Je pose la pointe de ma plume sur la page blanche comme un peintre approche la touffe de son pinceau de la toile. Les mots occupent le silence comme les couleurs ont envahi l’invisible pour qu’elle apparaisse dans toute sa splendeur. Dans la nuit, les mots sont ma lumière. Hors de la page, tout n'est que fiction, théâtre où les acteurs applaudissent la représentation du public. Je suis le lecteur des mots qui s’écrivent sous ma main.

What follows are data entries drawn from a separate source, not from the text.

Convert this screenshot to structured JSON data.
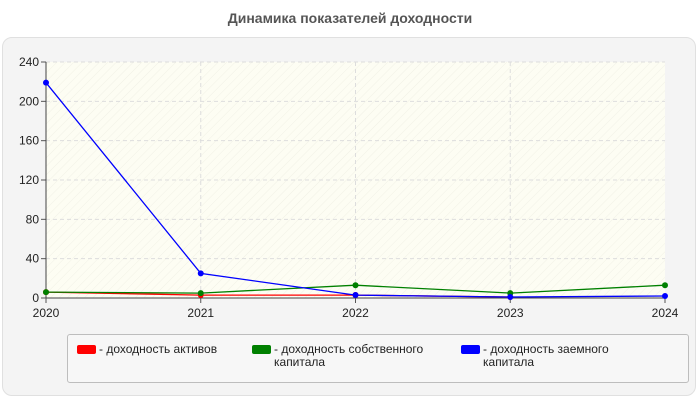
{
  "chart_data": {
    "type": "line",
    "title": "Динамика показателей доходности",
    "xlabel": "",
    "ylabel": "",
    "x": [
      "2020",
      "2021",
      "2022",
      "2023",
      "2024"
    ],
    "ylim": [
      0,
      240
    ],
    "yticks": [
      "0",
      "40",
      "80",
      "120",
      "160",
      "200",
      "240"
    ],
    "grid": true,
    "legend_position": "bottom",
    "series": [
      {
        "name": "- доходность активов",
        "color": "#ff0000",
        "values": [
          6,
          3,
          3,
          1,
          null
        ]
      },
      {
        "name": "- доходность собственного капитала",
        "color": "#008000",
        "values": [
          6,
          5,
          13,
          5,
          13
        ]
      },
      {
        "name": "- доходность заемного капитала",
        "color": "#0000ff",
        "values": [
          219,
          25,
          3,
          1,
          2
        ]
      }
    ]
  }
}
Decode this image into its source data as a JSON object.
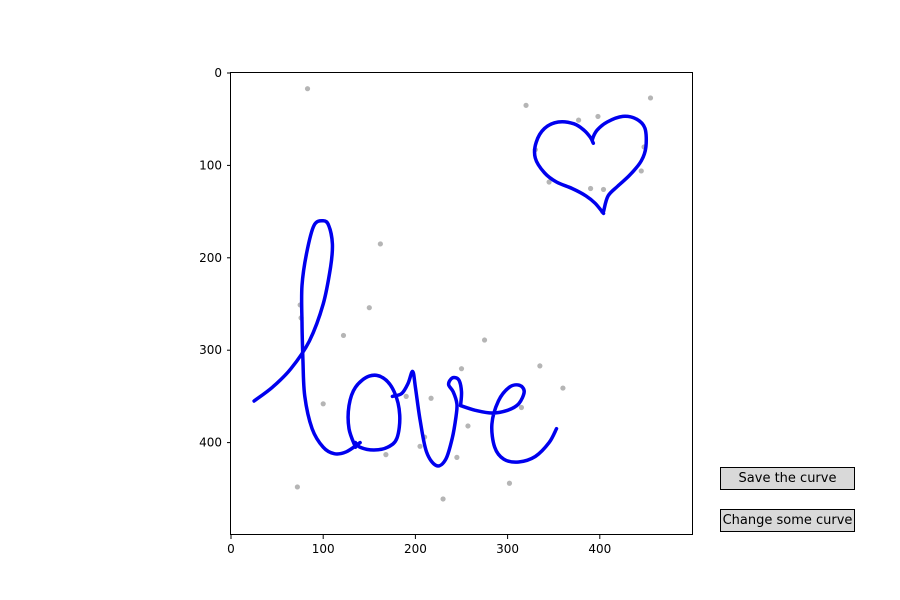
{
  "buttons": {
    "save_label": "Save the curve",
    "change_label": "Change some curve"
  },
  "colors": {
    "curve": "#0000ee",
    "points": "#b5b5b5",
    "button_bg": "#d9d9d9"
  },
  "chart_data": {
    "type": "line",
    "title": "",
    "xlabel": "",
    "ylabel": "",
    "xlim": [
      0,
      500
    ],
    "ylim": [
      500,
      0
    ],
    "y_inverted": true,
    "grid": false,
    "legend": "none",
    "xticks": [
      0,
      100,
      200,
      300,
      400
    ],
    "yticks": [
      0,
      100,
      200,
      300,
      400
    ],
    "series": [
      {
        "values": [
          [
            25,
            355
          ],
          [
            45,
            340
          ],
          [
            65,
            320
          ],
          [
            85,
            290
          ],
          [
            100,
            250
          ],
          [
            108,
            210
          ],
          [
            110,
            185
          ],
          [
            106,
            165
          ],
          [
            100,
            160
          ],
          [
            90,
            165
          ],
          [
            82,
            195
          ],
          [
            77,
            230
          ],
          [
            77,
            270
          ],
          [
            78,
            310
          ],
          [
            80,
            350
          ],
          [
            88,
            385
          ],
          [
            100,
            405
          ],
          [
            112,
            412
          ],
          [
            125,
            410
          ],
          [
            140,
            400
          ]
        ]
      },
      {
        "values": [
          [
            135,
            405
          ],
          [
            128,
            385
          ],
          [
            128,
            360
          ],
          [
            135,
            340
          ],
          [
            150,
            328
          ],
          [
            165,
            330
          ],
          [
            177,
            345
          ],
          [
            183,
            370
          ],
          [
            180,
            395
          ],
          [
            170,
            405
          ],
          [
            155,
            408
          ],
          [
            140,
            405
          ],
          [
            135,
            400
          ]
        ]
      },
      {
        "values": [
          [
            175,
            350
          ],
          [
            185,
            347
          ],
          [
            192,
            336
          ],
          [
            197,
            323
          ],
          [
            200,
            340
          ],
          [
            205,
            375
          ],
          [
            212,
            410
          ],
          [
            223,
            425
          ],
          [
            233,
            418
          ],
          [
            240,
            395
          ],
          [
            244,
            372
          ],
          [
            245,
            358
          ],
          [
            241,
            345
          ],
          [
            236,
            337
          ],
          [
            240,
            330
          ],
          [
            247,
            332
          ],
          [
            250,
            345
          ],
          [
            249,
            360
          ]
        ]
      },
      {
        "values": [
          [
            249,
            360
          ],
          [
            265,
            365
          ],
          [
            283,
            368
          ],
          [
            300,
            365
          ],
          [
            312,
            358
          ],
          [
            318,
            345
          ],
          [
            313,
            338
          ],
          [
            302,
            340
          ],
          [
            290,
            355
          ],
          [
            283,
            380
          ],
          [
            286,
            405
          ],
          [
            296,
            418
          ],
          [
            312,
            421
          ],
          [
            330,
            415
          ],
          [
            345,
            400
          ],
          [
            353,
            385
          ]
        ]
      },
      {
        "values": [
          [
            404,
            152
          ],
          [
            395,
            141
          ],
          [
            385,
            133
          ],
          [
            370,
            125
          ],
          [
            353,
            118
          ],
          [
            340,
            108
          ],
          [
            330,
            92
          ],
          [
            331,
            75
          ],
          [
            340,
            60
          ],
          [
            355,
            53
          ],
          [
            372,
            55
          ],
          [
            383,
            62
          ],
          [
            390,
            70
          ],
          [
            393,
            76
          ],
          [
            392,
            72
          ],
          [
            397,
            62
          ],
          [
            408,
            53
          ],
          [
            425,
            47
          ],
          [
            440,
            50
          ],
          [
            449,
            60
          ],
          [
            450,
            80
          ],
          [
            445,
            95
          ],
          [
            433,
            110
          ],
          [
            420,
            122
          ],
          [
            409,
            133
          ],
          [
            404,
            150
          ]
        ]
      }
    ],
    "scatter_points": [
      [
        83,
        17
      ],
      [
        320,
        35
      ],
      [
        398,
        47
      ],
      [
        377,
        51
      ],
      [
        455,
        27
      ],
      [
        330,
        83
      ],
      [
        448,
        80
      ],
      [
        445,
        106
      ],
      [
        345,
        118
      ],
      [
        390,
        125
      ],
      [
        404,
        126
      ],
      [
        403,
        150
      ],
      [
        162,
        185
      ],
      [
        75,
        251
      ],
      [
        76,
        265
      ],
      [
        150,
        254
      ],
      [
        122,
        284
      ],
      [
        275,
        289
      ],
      [
        335,
        317
      ],
      [
        250,
        320
      ],
      [
        360,
        341
      ],
      [
        190,
        350
      ],
      [
        217,
        352
      ],
      [
        315,
        362
      ],
      [
        100,
        358
      ],
      [
        257,
        382
      ],
      [
        210,
        394
      ],
      [
        205,
        404
      ],
      [
        245,
        416
      ],
      [
        168,
        413
      ],
      [
        72,
        448
      ],
      [
        302,
        444
      ],
      [
        230,
        461
      ]
    ]
  }
}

La femme finit par se révéler et elle m’éblouit dans toute la noirceur de l’encre. Les mots se mélangent aux couleurs. J’aime cette femme qui lit comme l’a probablement aimée l’homme qui l’a peinte. La jalousie m’assaille de la voir si réelle.

Il s’inquiétait pour elle. Je le vois à la façon dont il a disposé un grand coussin douillet dans son dos pour que sa pose ne soit pas pénible.

Il la protégeait. Je le vois à la façon dont il l’a habillée d’une robe d’un jaune vif pour la réchauffer dans cette chambre aux murs sombres.

Il la désirait. Je le sens à la façon dont il l’a coiffée pour qu’il puisse caresser des yeux la forme parfaite de sa nuque, pour que la lumière puisse parcourir sans obstacle les contours de son visage.

Il l’a aimée. Je suis sûr qu’il l’a aimée. Je le sens à la façon dont il a peint la main qui tient le livre. Il a caressé sa main, mêlé ses doigts aux siens, son corps au sien comme il mélange les couleurs pour n’en faire qu’une. Il a dû poser ses lèvres dans la paume de sa main pour l’avoir peinte, si délicate, si vivante, si chaude.

Je suis celui qui écrit dans la nuit, celui qui repousse l’éveil de la femme qui repose dans l’autre monde. Je sais qu’il suffit d’un geste de ma part pour qu’elle puisse revenir, mais je préfère la garder sur la toile et sur la page, là où elle est plus belle, plus réelle.

Le livre qu’elle tenait dans sa main est ouvert sur la table de chevet. Je me lève sans bruit et vais le prendre. L’aurore illumine à peine la chambre, mais la robe jaune brille comme un soleil. Elle est froissée par terre, au pied du lit où elle dort.